Unnamed: 0,partial_task_name,extra_value
0,RR,C1
1,BC,C2
2,HG,C3
3,AB,C4


To do a cartesian product or cross Join, we add a join column with the same value in both dataframes and mark every row that found a partial task where partial_task_name is contained in task_name:

In [4]:
df1['join'] = 1
df2['join'] = 1

dfFull = df1.merge(df2, on='join').drop('join', axis=1)
df2.drop('join', axis=1, inplace=True)

dfFull['match'] = dfFull.apply(lambda x: x.task_name.find(x.partial_task_name), axis=1).ge(0)
dfFull

Unnamed: 0,task_name,pipeline_name,partial_task_name,extra_value,match
0,ABC,P1,RR,C1,False
1,ABC,P1,BC,C2,True
2,ABC,P1,HG,C3,False
3,ABC,P1,AB,C4,True
4,BCD,P2,RR,C1,False
5,BCD,P2,BC,C2,True
6,BCD,P2,HG,C3,False
7,BCD,P2,AB,C4,False
8,CDE,P3,RR,C1,False
9,CDE,P3,BC,C2,False


Then do a group by to aggregate the task and pipeline and we add the column match, when we found at least one match the row is marked as True and if not found any match then is market as False

In [5]:
dfResult = dfFull.groupby(["task_name", "pipeline_name"]).max().reset_index()[['task_name','pipeline_name','match']]
dfResult

Unnamed: 0,task_name,pipeline_name,match
0,ABC,P1,True
1,BCD,P2,True
2,CDE,P3,False


Then the answer is CDE

In [6]:
dfResult[~dfResult['match']][['task_name','pipeline_name']]

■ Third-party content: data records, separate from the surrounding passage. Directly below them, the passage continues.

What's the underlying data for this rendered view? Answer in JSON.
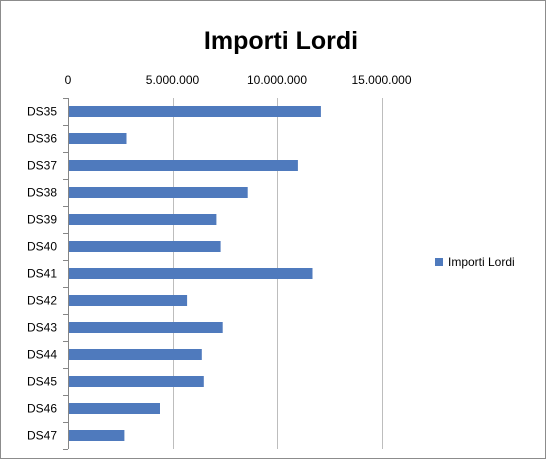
{
  "chart_data": {
    "type": "bar",
    "orientation": "horizontal",
    "title": "Importi Lordi",
    "xlabel": "",
    "ylabel": "",
    "xlim": [
      0,
      20000000
    ],
    "ticks": [
      {
        "value": 0,
        "label": "0"
      },
      {
        "value": 5000000,
        "label": "5.000.000"
      },
      {
        "value": 10000000,
        "label": "10.000.000"
      },
      {
        "value": 15000000,
        "label": "15.000.000"
      }
    ],
    "grid": true,
    "legend_position": "right",
    "color": "#4f7abd",
    "categories": [
      "DS35",
      "DS36",
      "DS37",
      "DS38",
      "DS39",
      "DS40",
      "DS41",
      "DS42",
      "DS43",
      "DS44",
      "DS45",
      "DS46",
      "DS47"
    ],
    "series": [
      {
        "name": "Importi Lordi",
        "values": [
          12100000,
          2800000,
          11000000,
          8600000,
          7100000,
          7300000,
          11700000,
          5700000,
          7400000,
          6400000,
          6500000,
          4400000,
          2700000
        ]
      }
    ]
  }
}
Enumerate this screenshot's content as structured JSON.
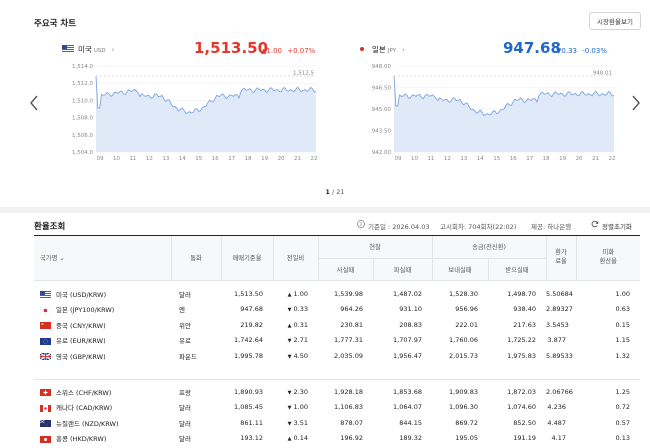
{
  "header": {
    "title": "주요국 차트",
    "market_button": "시장환율보기"
  },
  "cards": [
    {
      "flag": "us-flag",
      "name": "미국",
      "code": "USD",
      "price": "1,513.50",
      "change": "1.00",
      "change_pct": "+0.07%",
      "direction": "up",
      "y_ticks": [
        "1,514.0",
        "1,512.0",
        "1,510.0",
        "1,508.0",
        "1,506.0",
        "1,504.0"
      ],
      "x_ticks": [
        "09",
        "10",
        "11",
        "12",
        "13",
        "14",
        "15",
        "16",
        "17",
        "18",
        "19",
        "20",
        "21",
        "22"
      ],
      "ref_label": "1,512.5"
    },
    {
      "flag": "jp-flag",
      "name": "일본",
      "code": "JPY",
      "price": "947.68",
      "change": "0.33",
      "change_pct": "-0.03%",
      "direction": "down",
      "y_ticks": [
        "948.00",
        "946.50",
        "945.00",
        "943.50",
        "942.00"
      ],
      "x_ticks": [
        "09",
        "10",
        "11",
        "12",
        "13",
        "14",
        "15",
        "16",
        "17",
        "18",
        "19",
        "20",
        "21",
        "22"
      ],
      "ref_label": "948.01"
    }
  ],
  "pager": {
    "current": "1",
    "total": "/ 21"
  },
  "rates": {
    "title": "환율조회",
    "base_date": "기준일 : 2026.04.03",
    "notice": "고시회차: 704회차(22:02)",
    "provider": "제공: 하나은행",
    "sort_button": "정렬초기화",
    "headers": {
      "country": "국가명",
      "currency": "통화",
      "base_rate": "매매기준율",
      "prev_day": "전일비",
      "cash": "현찰",
      "cash_buy": "사실때",
      "cash_sell": "파실때",
      "remit": "송금(전신환)",
      "remit_send": "보내실때",
      "remit_recv": "받으실때",
      "usd_rate": "환가\n료율",
      "usd_convert": "미화\n환산율"
    },
    "rows": [
      {
        "flag": "us-flag",
        "name": "미국 (USD/KRW)",
        "unit": "달러",
        "base": "1,513.50",
        "dir": "up",
        "diff": "1.00",
        "cash_buy": "1,539.98",
        "cash_sell": "1,487.02",
        "send": "1,528.30",
        "recv": "1,498.70",
        "rate": "5.50684",
        "usd": "1.00"
      },
      {
        "flag": "jp-flag",
        "name": "일본 (JPY100/KRW)",
        "unit": "엔",
        "base": "947.68",
        "dir": "down",
        "diff": "0.33",
        "cash_buy": "964.26",
        "cash_sell": "931.10",
        "send": "956.96",
        "recv": "938.40",
        "rate": "2.89327",
        "usd": "0.63"
      },
      {
        "flag": "cn-flag",
        "name": "중국 (CNY/KRW)",
        "unit": "위안",
        "base": "219.82",
        "dir": "up",
        "diff": "0.31",
        "cash_buy": "230.81",
        "cash_sell": "208.83",
        "send": "222.01",
        "recv": "217.63",
        "rate": "3.5453",
        "usd": "0.15"
      },
      {
        "flag": "eu-flag",
        "name": "유로 (EUR/KRW)",
        "unit": "유로",
        "base": "1,742.64",
        "dir": "down",
        "diff": "2.71",
        "cash_buy": "1,777.31",
        "cash_sell": "1,707.97",
        "send": "1,760.06",
        "recv": "1,725.22",
        "rate": "3.877",
        "usd": "1.15"
      },
      {
        "flag": "gb-flag",
        "name": "영국 (GBP/KRW)",
        "unit": "파운드",
        "base": "1,995.78",
        "dir": "down",
        "diff": "4.50",
        "cash_buy": "2,035.09",
        "cash_sell": "1,956.47",
        "send": "2,015.73",
        "recv": "1,975.83",
        "rate": "5.89533",
        "usd": "1.32"
      }
    ],
    "rows2": [
      {
        "flag": "ch-flag",
        "name": "스위스 (CHF/KRW)",
        "unit": "프랑",
        "base": "1,890.93",
        "dir": "down",
        "diff": "2.30",
        "cash_buy": "1,928.18",
        "cash_sell": "1,853.68",
        "send": "1,909.83",
        "recv": "1,872.03",
        "rate": "2.06766",
        "usd": "1.25"
      },
      {
        "flag": "ca-flag",
        "name": "캐나다 (CAD/KRW)",
        "unit": "달러",
        "base": "1,085.45",
        "dir": "down",
        "diff": "1.00",
        "cash_buy": "1,106.83",
        "cash_sell": "1,064.07",
        "send": "1,096.30",
        "recv": "1,074.60",
        "rate": "4.236",
        "usd": "0.72"
      },
      {
        "flag": "nz-flag",
        "name": "뉴질랜드 (NZD/KRW)",
        "unit": "달러",
        "base": "861.11",
        "dir": "down",
        "diff": "3.51",
        "cash_buy": "878.07",
        "cash_sell": "844.15",
        "send": "869.72",
        "recv": "852.50",
        "rate": "4.487",
        "usd": "0.57"
      },
      {
        "flag": "hk-flag",
        "name": "홍콩 (HKD/KRW)",
        "unit": "달러",
        "base": "193.12",
        "dir": "up",
        "diff": "0.14",
        "cash_buy": "196.92",
        "cash_sell": "189.32",
        "send": "195.05",
        "recv": "191.19",
        "rate": "4.17",
        "usd": "0.13"
      }
    ]
  },
  "colors": {
    "up": "#e5362d",
    "down": "#2266c8",
    "line": "#7ea6e0",
    "fill": "#dfe9f8"
  }
}
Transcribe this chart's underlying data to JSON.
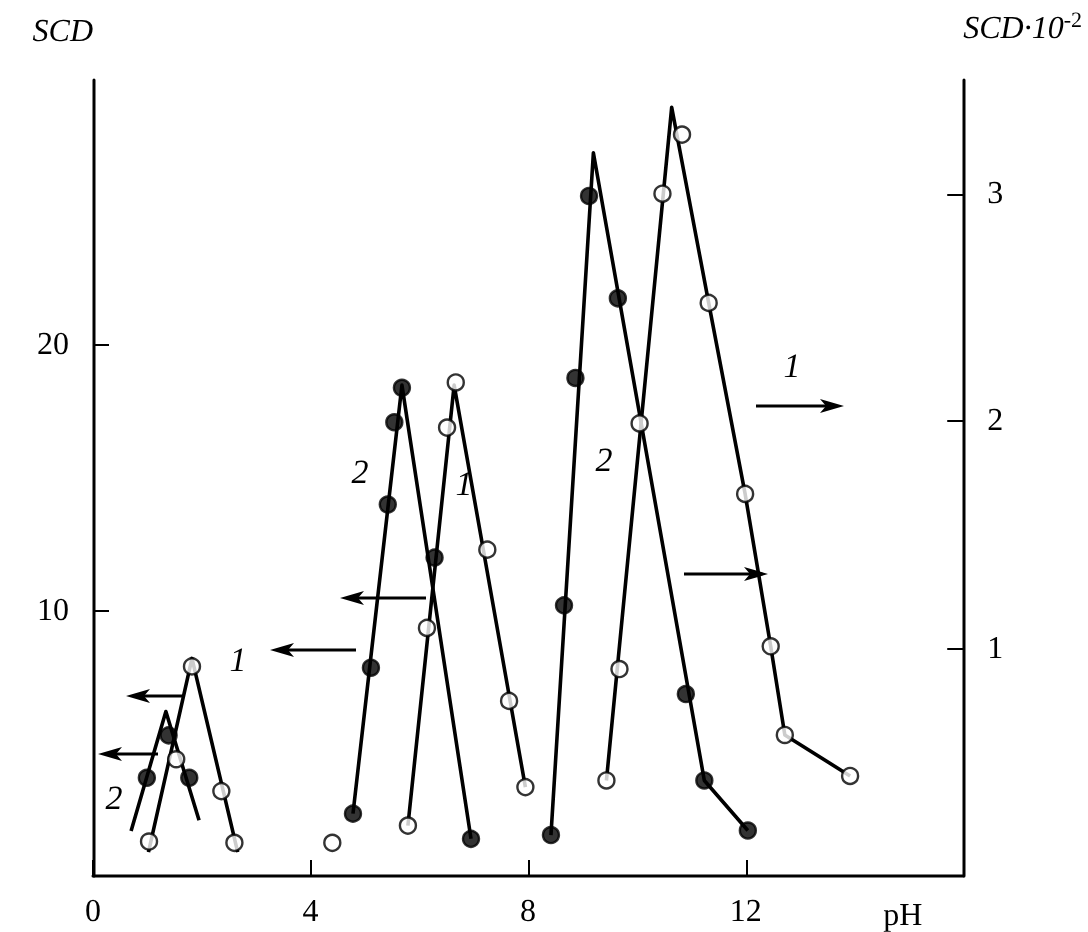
{
  "chart_data": {
    "type": "scatter",
    "xlabel": "pH",
    "ylabel": "SCD",
    "y2label": "SCD·10$^{-2}$",
    "xlim": [
      0,
      16
    ],
    "xticks": [
      0,
      4,
      8,
      12
    ],
    "ylim": [
      0,
      30
    ],
    "yticks": [
      10,
      20
    ],
    "y2lim": [
      0,
      3.5
    ],
    "y2ticks": [
      1,
      2,
      3
    ],
    "grid": false,
    "marker": "circle",
    "annotations": [
      "1",
      "2",
      "2",
      "1",
      "2",
      "1"
    ],
    "series": [
      {
        "color": "#ffffff",
        "x": [
          1.03,
          1.53,
          1.82,
          2.36,
          2.6
        ],
        "values": [
          1.3,
          4.4,
          7.9,
          3.2,
          1.25
        ]
      },
      {
        "type": "line",
        "marker": "none",
        "color": "#000000",
        "x": [
          1.02,
          1.82,
          2.66
        ],
        "values": [
          0.9,
          8.2,
          0.9
        ]
      },
      {
        "color": "#000000",
        "x": [
          0.99,
          1.39,
          1.77
        ],
        "values": [
          3.7,
          5.3,
          3.7
        ]
      },
      {
        "type": "line",
        "marker": "none",
        "color": "#000000",
        "x": [
          0.7,
          1.34,
          1.95
        ],
        "values": [
          1.7,
          6.2,
          2.1
        ]
      },
      {
        "color": "#000000",
        "x": [
          4.78,
          5.11,
          5.42,
          5.54,
          5.68,
          6.28,
          6.95
        ],
        "values": [
          2.35,
          7.85,
          14.0,
          17.1,
          18.4,
          12.0,
          1.4
        ]
      },
      {
        "type": "line",
        "marker": "none",
        "color": "#000000",
        "x": [
          4.78,
          5.68,
          6.95
        ],
        "values": [
          2.35,
          18.5,
          1.4
        ]
      },
      {
        "color": "#ffffff",
        "x": [
          4.4,
          5.79,
          6.14,
          6.51,
          6.67,
          7.25,
          7.65,
          7.95
        ],
        "values": [
          1.25,
          1.9,
          9.35,
          16.9,
          18.6,
          12.3,
          6.6,
          3.35
        ]
      },
      {
        "type": "line",
        "marker": "none",
        "color": "#000000",
        "x": [
          5.79,
          6.64,
          7.95
        ],
        "values": [
          1.9,
          18.5,
          3.35
        ]
      },
      {
        "axis": "y2",
        "color": "#000000",
        "x": [
          8.42,
          8.66,
          8.87,
          9.12,
          9.65,
          10.9,
          11.24,
          12.04
        ],
        "values": [
          0.18,
          1.19,
          2.19,
          2.99,
          2.54,
          0.8,
          0.42,
          0.2
        ]
      },
      {
        "axis": "y2",
        "type": "line",
        "marker": "none",
        "color": "#000000",
        "x": [
          8.42,
          9.2,
          11.24,
          12.04
        ],
        "values": [
          0.18,
          3.18,
          0.42,
          0.2
        ]
      },
      {
        "axis": "y2",
        "color": "#ffffff",
        "x": [
          9.44,
          9.68,
          10.05,
          10.47,
          10.83,
          11.32,
          11.99,
          12.46,
          12.72,
          13.92
        ],
        "values": [
          0.42,
          0.91,
          1.99,
          3.0,
          3.26,
          2.52,
          1.68,
          1.01,
          0.62,
          0.44
        ]
      },
      {
        "axis": "y2",
        "type": "line",
        "marker": "none",
        "color": "#000000",
        "x": [
          9.44,
          10.64,
          11.32,
          11.99,
          12.46,
          12.72,
          13.92
        ],
        "values": [
          0.42,
          3.38,
          2.52,
          1.68,
          1.01,
          0.62,
          0.44
        ]
      }
    ]
  }
}
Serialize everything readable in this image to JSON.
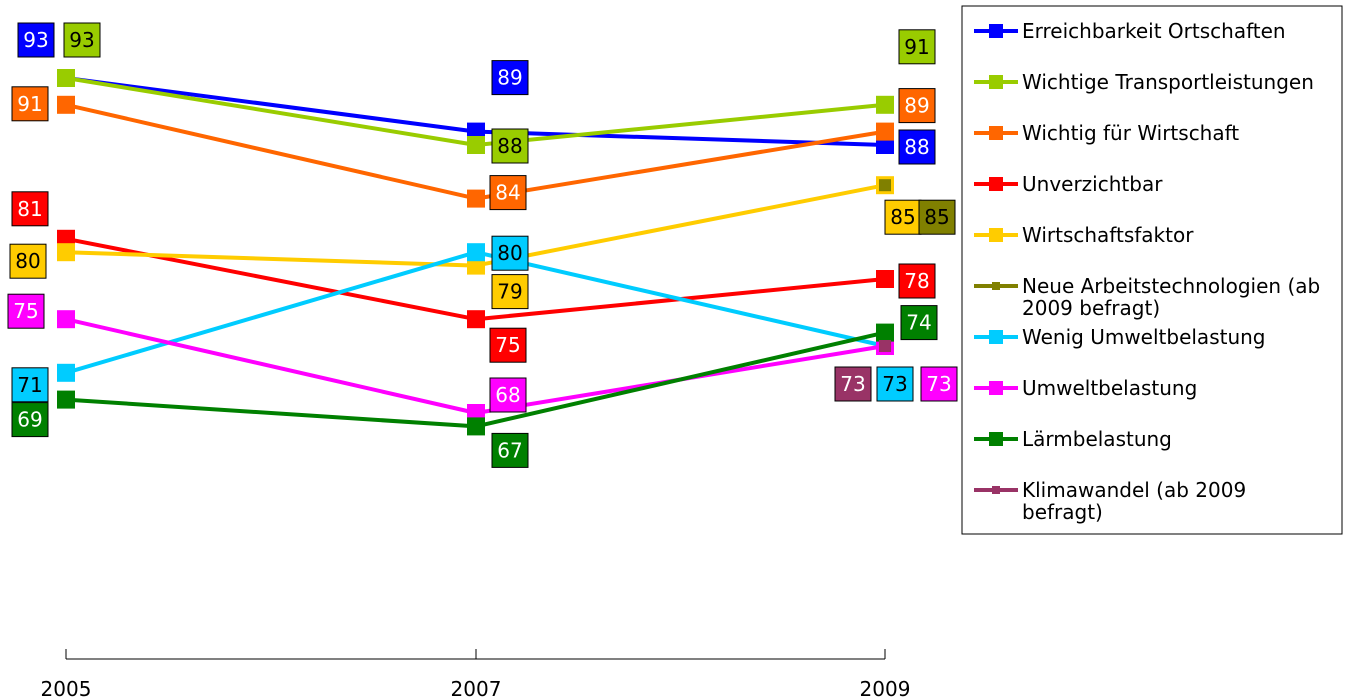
{
  "chart_data": {
    "type": "line",
    "x": [
      "2005",
      "2007",
      "2009"
    ],
    "series": [
      {
        "name": "Erreichbarkeit Ortschaften",
        "color": "#0000ff",
        "label_color": "#ffffff",
        "values": [
          93,
          89,
          88
        ]
      },
      {
        "name": "Wichtige Transportleistungen",
        "color": "#99cc00",
        "label_color": "#000000",
        "values": [
          93,
          88,
          91
        ]
      },
      {
        "name": "Wichtig für Wirtschaft",
        "color": "#ff6600",
        "label_color": "#ffffff",
        "values": [
          91,
          84,
          89
        ]
      },
      {
        "name": "Unverzichtbar",
        "color": "#ff0000",
        "label_color": "#ffffff",
        "values": [
          81,
          75,
          78
        ]
      },
      {
        "name": "Wirtschaftsfaktor",
        "color": "#ffcc00",
        "label_color": "#000000",
        "values": [
          80,
          79,
          85
        ]
      },
      {
        "name": "Neue Arbeitstechnologien (ab 2009 befragt)",
        "color": "#808000",
        "label_color": "#000000",
        "values": [
          null,
          null,
          85
        ]
      },
      {
        "name": "Wenig Umweltbelastung",
        "color": "#00ccff",
        "label_color": "#000000",
        "values": [
          71,
          80,
          73
        ]
      },
      {
        "name": "Umweltbelastung",
        "color": "#ff00ff",
        "label_color": "#ffffff",
        "values": [
          75,
          68,
          73
        ]
      },
      {
        "name": "Lärmbelastung",
        "color": "#008000",
        "label_color": "#ffffff",
        "values": [
          69,
          67,
          74
        ]
      },
      {
        "name": "Klimawandel (ab 2009 befragt)",
        "color": "#993366",
        "label_color": "#ffffff",
        "values": [
          null,
          null,
          73
        ]
      }
    ],
    "title": "",
    "xlabel": "",
    "ylabel": "",
    "legend": "right"
  }
}
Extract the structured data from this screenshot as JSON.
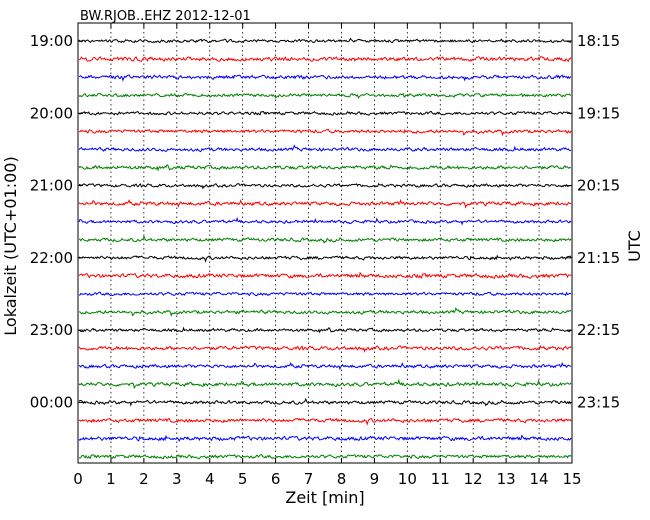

Unnamed: 0,task_name,pipeline_name
2,CDE,P3


# Using first match will produce a wrong answer

If instead we use only the first match It is going to assign to BC the key task ABC instead of BCD

In [7]:
df2['task_name_match'] = (df2.partial_task_name.apply(lambda x: df1[df1.task_name.str.find(x).ge(0)]['task_name']).iloc[:, 0])
df2

Unnamed: 0,partial_task_name,extra_value,task_name_match
0,RR,C1,
1,BC,C2,ABC
2,HG,C3,
3,AB,C4,ABC


Then the answer is incorrect because bring also BCD

In [8]:
dfR = df1.merge(df2, left_on='task_name', right_on='task_name_match',how='left')
dfR[dfR['partial_task_name'].isna()][['task_name','pipeline_name']]

Unnamed: 0,task_name,pipeline_name
2,BCD,P2
3,CDE,P3


Because BC was assigned to ABC instead of BCD:

In [9]:
dfR

Unnamed: 0,task_name,pipeline_name,join,partial_task_name,extra_value,task_name_match
0,ABC,P1,1,BC,C2,ABC
1,ABC,P1,1,AB,C4,ABC
2,BCD,P2,1,,,
3,CDE,P3,1,,,